The 'gold' OA ones may of course also be available in repositories, but
shouldn't be counted for this purpose, as their OA status is not due to
them being 'green' OA.
The percentage of total annual journal article output that is Green OA
has been hovering at about 15% for the past half decade at least. Here
are figures for Green OA only, for a Thomson/Reuters ISI sample of
21,000 control articles. Articles in Gold OA journals were excluded
from the count:
http://bit.ly/MandVSNonMand
Source: Gargouri, Y., Hajjem, C., Lariviere, V., Gingras, Y., Brody,
T., Carr, L. and Harnad, S. (2010) Self-Selected or Mandated, Open
Access Increases Citation Impact for Higher Quality Research. PLOS ONE
(under review)
http://eprints.ecs.soton.ac.uk/18493/
Bo-Christer Björk's sample of 1282 Thompson/Reuters ISI articles, he
found much the same percentage Green (14%) but he also had an estimate
of Gold (6.6%). (Since ISI does not index all journals, Björk also
made an estimate for a total sample of 1837 ISI + nonISI journals, and
there the relative percentage for Gold was 8.5% and Green was 11.9%)
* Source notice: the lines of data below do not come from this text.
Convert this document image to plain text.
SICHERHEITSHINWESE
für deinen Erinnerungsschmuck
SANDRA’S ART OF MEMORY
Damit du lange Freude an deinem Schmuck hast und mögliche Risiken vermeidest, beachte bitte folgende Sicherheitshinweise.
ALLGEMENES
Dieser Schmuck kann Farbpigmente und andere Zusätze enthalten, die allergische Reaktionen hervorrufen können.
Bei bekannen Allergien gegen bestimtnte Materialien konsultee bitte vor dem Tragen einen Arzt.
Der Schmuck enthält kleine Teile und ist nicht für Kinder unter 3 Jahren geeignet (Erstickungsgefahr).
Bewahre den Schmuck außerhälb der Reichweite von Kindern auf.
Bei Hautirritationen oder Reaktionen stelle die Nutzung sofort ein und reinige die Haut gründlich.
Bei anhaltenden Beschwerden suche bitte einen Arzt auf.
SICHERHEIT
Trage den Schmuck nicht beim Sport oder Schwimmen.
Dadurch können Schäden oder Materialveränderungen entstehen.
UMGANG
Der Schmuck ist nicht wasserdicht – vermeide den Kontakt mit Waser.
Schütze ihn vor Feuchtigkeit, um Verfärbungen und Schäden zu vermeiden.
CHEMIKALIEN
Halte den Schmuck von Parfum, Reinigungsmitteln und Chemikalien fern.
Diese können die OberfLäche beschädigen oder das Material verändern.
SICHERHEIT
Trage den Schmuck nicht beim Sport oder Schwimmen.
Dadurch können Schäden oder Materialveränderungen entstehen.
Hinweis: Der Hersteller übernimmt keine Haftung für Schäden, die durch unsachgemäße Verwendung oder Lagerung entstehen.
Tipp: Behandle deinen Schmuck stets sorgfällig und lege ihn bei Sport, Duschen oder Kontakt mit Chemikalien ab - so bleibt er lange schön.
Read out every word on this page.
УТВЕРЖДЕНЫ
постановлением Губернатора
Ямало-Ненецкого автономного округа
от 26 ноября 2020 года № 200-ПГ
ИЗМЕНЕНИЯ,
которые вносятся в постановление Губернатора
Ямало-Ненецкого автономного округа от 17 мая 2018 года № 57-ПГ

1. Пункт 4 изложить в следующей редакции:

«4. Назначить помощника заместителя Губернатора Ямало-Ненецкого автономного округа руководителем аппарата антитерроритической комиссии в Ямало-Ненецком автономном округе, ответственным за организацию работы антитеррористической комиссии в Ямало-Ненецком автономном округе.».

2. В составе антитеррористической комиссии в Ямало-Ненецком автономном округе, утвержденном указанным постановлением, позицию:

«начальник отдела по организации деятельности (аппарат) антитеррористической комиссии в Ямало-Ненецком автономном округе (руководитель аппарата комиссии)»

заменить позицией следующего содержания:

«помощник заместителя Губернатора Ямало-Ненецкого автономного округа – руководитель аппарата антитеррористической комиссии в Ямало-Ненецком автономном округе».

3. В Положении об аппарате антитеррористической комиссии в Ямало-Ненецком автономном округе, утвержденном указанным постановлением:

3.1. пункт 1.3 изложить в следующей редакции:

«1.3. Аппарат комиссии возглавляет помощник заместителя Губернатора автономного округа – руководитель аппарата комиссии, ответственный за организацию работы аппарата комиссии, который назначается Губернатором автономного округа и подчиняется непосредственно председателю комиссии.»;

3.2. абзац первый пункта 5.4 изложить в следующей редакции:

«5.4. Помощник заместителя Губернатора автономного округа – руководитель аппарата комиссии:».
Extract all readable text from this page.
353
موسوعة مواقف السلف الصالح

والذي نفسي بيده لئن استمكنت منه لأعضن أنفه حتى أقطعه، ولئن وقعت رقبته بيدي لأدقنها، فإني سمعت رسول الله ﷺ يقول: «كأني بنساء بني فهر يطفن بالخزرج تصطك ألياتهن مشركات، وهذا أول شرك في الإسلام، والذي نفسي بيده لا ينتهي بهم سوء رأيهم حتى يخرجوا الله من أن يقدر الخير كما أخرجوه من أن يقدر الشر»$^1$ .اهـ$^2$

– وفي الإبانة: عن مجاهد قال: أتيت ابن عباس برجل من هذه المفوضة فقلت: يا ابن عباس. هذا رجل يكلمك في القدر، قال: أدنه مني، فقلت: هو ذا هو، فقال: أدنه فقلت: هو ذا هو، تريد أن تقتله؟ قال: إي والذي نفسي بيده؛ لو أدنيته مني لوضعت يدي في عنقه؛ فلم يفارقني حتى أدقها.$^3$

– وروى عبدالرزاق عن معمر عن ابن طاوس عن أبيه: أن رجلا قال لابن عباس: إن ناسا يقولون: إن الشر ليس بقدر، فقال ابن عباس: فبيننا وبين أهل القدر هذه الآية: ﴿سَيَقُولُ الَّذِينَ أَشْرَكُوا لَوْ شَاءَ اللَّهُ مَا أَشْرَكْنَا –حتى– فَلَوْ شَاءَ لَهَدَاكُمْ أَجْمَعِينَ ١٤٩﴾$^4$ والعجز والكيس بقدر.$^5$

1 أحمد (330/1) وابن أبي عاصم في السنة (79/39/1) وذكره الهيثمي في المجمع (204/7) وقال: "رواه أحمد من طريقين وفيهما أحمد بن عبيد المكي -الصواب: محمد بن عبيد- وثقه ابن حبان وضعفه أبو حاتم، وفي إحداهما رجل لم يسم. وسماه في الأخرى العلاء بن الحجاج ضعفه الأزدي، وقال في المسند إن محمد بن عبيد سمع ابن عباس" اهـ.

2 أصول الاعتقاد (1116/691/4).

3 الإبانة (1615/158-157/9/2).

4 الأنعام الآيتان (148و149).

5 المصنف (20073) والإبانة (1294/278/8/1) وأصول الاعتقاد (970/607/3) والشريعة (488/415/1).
Source: Björk B-C, Welling P, Laakso M, Majlender P, Hedlund T, et al.
2010 Open Access to the Scientific Journal Literature: Situation 2009.
PLOS ONE 5(6): e11273. doi:10.1371/journal.pone.0011273 [Table 3]
It is my hunch (to be verified or falsified) that
publishers (the 'gold' road) have actually done more to bring OA about
than repositories, even where mandated (the 'green' road).
I would say that the data above pretty definitively falsify your hunch...
(The 160 institutional and funder mandates so far have not made a
detectable dent in the c. 15% figure, though this may soon change.)
(Do you imagine, though, Jan, that the way most authors are complying
with their institution's or funder's mandate to make make their
articles OA is by publishing them in a Gold OA journal, rather than
publishing them in whatever journal they judge appropriate, and then
depositing the final draft in their OA IR, as the mandates state?)